Accessibility-First Code Generation from Figma
Every component CodeFlow Lab generates includes semantic HTML, correct aria attributes, keyboard navigation, and focus management — declared in the IR before a single line of code is written.
Why Accessibility Is Hard for AI Code Generators
Language models know what aria attributes are and can write them correctly in a single component. The problem is consistency across a full application. An accessible heading structure requires knowing the heading levels used in every other component on every page. An accessible focus order requires knowing the DOM order of every component in every route. A language model generating one file at a time has no visibility into the rest of the application.
CodeFlow Lab solves this at the IR level. The accessibility annotation layer in the IR explicitly declares: landmark roles for every section, heading levels (h1–h6) in correct hierarchical order across the application, focus flow for modals and overlays, and aria relationships (aria-labelledby, aria-describedby) between elements that span component boundaries. Code generators read these declarations — they don't infer them independently.
IR accessibility layer
Landmark roles, heading structure, focus flow, and aria relationships are declared in the IR before any code is generated.
Semantic HTML first
Figma auto-layout frames become the correct HTML5 element: nav, main, section, article — not generic divs.
Keyboard navigation
Interactive components include onKeyDown handlers, focus trap patterns, and tab order management by default.

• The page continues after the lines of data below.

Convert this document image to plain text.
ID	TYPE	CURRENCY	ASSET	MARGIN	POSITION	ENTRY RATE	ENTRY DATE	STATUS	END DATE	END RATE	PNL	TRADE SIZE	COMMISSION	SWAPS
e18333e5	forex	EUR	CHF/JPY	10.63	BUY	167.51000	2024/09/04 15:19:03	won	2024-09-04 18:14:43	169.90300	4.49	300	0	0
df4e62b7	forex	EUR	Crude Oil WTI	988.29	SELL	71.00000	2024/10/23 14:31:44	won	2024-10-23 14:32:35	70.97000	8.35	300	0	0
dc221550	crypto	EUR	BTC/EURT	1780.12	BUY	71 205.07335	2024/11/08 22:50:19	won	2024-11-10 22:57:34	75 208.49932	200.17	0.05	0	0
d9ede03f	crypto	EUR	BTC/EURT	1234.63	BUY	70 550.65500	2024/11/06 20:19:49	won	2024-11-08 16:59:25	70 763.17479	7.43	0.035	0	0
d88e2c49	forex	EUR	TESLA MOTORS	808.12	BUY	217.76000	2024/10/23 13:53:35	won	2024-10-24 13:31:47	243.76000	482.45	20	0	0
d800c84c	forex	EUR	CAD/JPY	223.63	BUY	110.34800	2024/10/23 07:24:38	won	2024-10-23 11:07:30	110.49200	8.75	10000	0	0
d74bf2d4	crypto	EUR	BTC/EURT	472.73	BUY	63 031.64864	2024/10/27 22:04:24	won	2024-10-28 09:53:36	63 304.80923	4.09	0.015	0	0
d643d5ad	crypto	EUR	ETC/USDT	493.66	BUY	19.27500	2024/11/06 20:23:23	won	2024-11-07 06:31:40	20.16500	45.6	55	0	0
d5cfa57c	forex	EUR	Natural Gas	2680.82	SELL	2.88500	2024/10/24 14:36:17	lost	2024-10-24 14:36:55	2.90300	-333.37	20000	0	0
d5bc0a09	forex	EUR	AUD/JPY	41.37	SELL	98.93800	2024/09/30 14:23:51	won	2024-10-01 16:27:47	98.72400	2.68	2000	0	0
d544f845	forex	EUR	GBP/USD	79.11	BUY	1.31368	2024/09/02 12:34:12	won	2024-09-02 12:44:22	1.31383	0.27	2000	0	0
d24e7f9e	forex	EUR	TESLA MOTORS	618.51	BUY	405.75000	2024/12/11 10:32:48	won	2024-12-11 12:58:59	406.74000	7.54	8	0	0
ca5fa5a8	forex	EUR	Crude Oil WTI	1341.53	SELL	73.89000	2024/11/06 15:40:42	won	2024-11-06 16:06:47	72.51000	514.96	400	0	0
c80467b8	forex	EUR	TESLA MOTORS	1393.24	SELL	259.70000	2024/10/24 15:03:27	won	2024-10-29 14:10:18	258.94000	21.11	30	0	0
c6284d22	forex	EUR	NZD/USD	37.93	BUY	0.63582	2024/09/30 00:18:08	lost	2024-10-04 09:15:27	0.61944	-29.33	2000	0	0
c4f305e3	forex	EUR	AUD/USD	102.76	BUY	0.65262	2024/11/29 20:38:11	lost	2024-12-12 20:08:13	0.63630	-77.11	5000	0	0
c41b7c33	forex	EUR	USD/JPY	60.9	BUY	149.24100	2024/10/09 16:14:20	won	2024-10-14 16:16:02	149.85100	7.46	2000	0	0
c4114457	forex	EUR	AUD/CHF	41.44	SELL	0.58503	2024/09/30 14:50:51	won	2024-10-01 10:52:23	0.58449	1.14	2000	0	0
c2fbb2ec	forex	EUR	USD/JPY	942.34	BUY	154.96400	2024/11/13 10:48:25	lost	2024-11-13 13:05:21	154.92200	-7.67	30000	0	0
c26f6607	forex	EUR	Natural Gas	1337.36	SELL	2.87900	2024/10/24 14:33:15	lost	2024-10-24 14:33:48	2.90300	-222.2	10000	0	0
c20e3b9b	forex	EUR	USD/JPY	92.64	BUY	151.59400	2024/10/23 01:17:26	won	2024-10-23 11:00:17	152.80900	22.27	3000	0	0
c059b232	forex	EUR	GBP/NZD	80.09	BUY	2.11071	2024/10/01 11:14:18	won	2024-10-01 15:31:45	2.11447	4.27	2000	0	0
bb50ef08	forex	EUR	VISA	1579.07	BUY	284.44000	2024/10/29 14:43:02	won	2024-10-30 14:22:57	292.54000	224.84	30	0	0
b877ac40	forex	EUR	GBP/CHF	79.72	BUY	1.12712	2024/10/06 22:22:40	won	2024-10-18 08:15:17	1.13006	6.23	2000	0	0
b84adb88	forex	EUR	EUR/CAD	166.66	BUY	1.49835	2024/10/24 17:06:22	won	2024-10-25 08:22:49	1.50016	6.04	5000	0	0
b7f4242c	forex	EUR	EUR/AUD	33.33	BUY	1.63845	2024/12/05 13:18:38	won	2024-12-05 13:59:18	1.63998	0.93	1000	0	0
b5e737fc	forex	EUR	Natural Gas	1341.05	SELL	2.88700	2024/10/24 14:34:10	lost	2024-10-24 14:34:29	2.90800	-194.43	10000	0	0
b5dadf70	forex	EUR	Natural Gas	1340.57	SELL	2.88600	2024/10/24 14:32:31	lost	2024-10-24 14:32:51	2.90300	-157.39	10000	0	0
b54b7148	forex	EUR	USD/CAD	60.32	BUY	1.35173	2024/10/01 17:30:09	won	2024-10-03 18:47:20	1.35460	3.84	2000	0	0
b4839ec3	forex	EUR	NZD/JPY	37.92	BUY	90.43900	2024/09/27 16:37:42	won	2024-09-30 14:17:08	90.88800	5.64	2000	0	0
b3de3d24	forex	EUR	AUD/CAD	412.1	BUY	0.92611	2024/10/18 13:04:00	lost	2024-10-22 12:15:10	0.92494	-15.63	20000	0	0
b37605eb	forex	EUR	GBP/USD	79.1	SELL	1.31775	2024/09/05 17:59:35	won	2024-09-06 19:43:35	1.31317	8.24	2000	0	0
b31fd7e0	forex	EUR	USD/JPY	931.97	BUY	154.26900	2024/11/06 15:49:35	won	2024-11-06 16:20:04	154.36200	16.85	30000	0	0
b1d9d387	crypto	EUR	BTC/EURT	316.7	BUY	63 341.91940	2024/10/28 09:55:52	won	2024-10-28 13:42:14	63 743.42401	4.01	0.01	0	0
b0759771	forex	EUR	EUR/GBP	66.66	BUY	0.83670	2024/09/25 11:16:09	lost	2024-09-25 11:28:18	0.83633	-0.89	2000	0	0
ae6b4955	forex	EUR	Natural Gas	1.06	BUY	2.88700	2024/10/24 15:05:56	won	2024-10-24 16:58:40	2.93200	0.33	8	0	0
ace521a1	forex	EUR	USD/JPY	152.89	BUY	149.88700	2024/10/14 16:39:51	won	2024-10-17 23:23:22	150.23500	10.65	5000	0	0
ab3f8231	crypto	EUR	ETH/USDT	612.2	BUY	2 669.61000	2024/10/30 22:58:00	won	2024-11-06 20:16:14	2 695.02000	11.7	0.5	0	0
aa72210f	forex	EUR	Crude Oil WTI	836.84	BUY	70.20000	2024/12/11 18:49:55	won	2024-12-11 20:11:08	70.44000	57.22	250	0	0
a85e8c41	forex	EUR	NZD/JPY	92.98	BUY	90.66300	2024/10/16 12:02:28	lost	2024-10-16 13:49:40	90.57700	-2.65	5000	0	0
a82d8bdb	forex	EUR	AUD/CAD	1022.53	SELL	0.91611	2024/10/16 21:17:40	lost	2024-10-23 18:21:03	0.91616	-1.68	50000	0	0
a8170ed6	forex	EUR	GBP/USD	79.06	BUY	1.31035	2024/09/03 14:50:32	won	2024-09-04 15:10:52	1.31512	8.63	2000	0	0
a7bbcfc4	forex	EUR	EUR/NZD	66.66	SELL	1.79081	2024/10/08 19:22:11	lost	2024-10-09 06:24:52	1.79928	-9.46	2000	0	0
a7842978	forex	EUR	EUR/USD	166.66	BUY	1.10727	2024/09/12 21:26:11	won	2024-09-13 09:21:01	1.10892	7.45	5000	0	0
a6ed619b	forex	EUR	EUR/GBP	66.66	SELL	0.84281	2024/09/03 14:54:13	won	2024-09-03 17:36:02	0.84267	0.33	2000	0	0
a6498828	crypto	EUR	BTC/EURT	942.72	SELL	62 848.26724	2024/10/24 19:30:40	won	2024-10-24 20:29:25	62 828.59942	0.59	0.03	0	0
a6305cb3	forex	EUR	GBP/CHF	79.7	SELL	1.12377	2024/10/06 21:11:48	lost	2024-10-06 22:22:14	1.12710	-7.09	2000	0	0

WCAG Criteria Addressed in Generated Code
| WCAG Criterion | How CodeFlow Lab addresses it |
|---|---|
| 1.1.1 Non-text Content | alt attributes on all img elements, generated from Figma layer names |
| 1.3.1 Info and Relationships | Semantic HTML: nav, main, aside, section, article from Figma frame structure |
| 2.1.1 Keyboard | onKeyDown handlers on all custom interactive elements; focus management for modals |
| 2.4.3 Focus Order | DOM order matches visual order from Figma auto-layout structure |
| 3.3.1 Error Identification | aria-describedby linking inputs to error messages in generated forms |
| 4.1.2 Name, Role, Value | aria-label, role, aria-expanded on custom components based on IR behavior declaration |
Frequently Asked Questions
Can AI-generated code be WCAG compliant?
Yes, if the code generator has accessibility built into its IR and generation pipeline — not bolted on afterward. CodeFlow Lab declares aria roles, heading structure, focus flow, and color contrast requirements in the IR for every component before generating any code. The result is that accessibility attributes are structurally present in every generated file, not dependent on the generator remembering to add them.
What WCAG criteria does CodeFlow Lab address in generated code?
CodeFlow Lab's generation pipeline addresses: 1.1.1 (Non-text Content — alt attributes on images), 1.3.1 (Info and Relationships — semantic HTML elements), 1.3.5 (Identify Input Purpose — autocomplete attributes on form fields), 2.1.1 (Keyboard — all interactive elements reachable by keyboard), 2.4.3 (Focus Order — logical DOM order for tab navigation), 3.3.1 (Error Identification — error messages associated with inputs via aria-describedby), and 4.1.2 (Name, Role, Value — aria-label and role on custom components). Color contrast is flagged in the quality report but requires human verification.
How are aria attributes generated?
Aria attributes are declared in the IR's accessibility annotation layer before code generation. Each component in the IR has assigned landmark roles (main, nav, aside, etc.), heading levels (h1–h6 in structured order), and aria relationships (aria-labelledby, aria-describedby). The code generator emits these as HTML attributes on the correct elements. Custom interactive components receive role, aria-expanded, aria-controls, and aria-selected based on their declared behavior type.
Does CodeFlow generate keyboard navigation?
Yes. Interactive components generated by CodeFlow Lab include keyboard event handlers for Enter/Space activation, Escape dismissal for overlays and dialogs, and arrow key navigation for list-like components such as menus and tabs. Focus management for modal dialogs (focus trap on open, restore on close) is generated using a focus trap pattern. Tab order follows the logical DOM order set by the IR.
How do I verify accessibility in the generated output?
The generation report includes an accessibility annotation summary showing which landmark roles, heading levels, and aria relationships were applied. For automated testing, the generated project includes an axe-core integration comment showing which test runner can be used. Manual testing with a screen reader (NVDA or VoiceOver) and keyboard-only navigation is always recommended before shipping to production.
Does CodeFlow Lab generate accessible forms?
Yes. Form components generated by CodeFlow Lab associate every input with an explicit label element using htmlFor/id pairs (not just placeholder text). Required fields include aria-required='true'. Error messages use aria-describedby to associate with their input. The form as a whole uses role='form' with an accessible name. Password inputs include a show/hide toggle with an appropriate aria-label.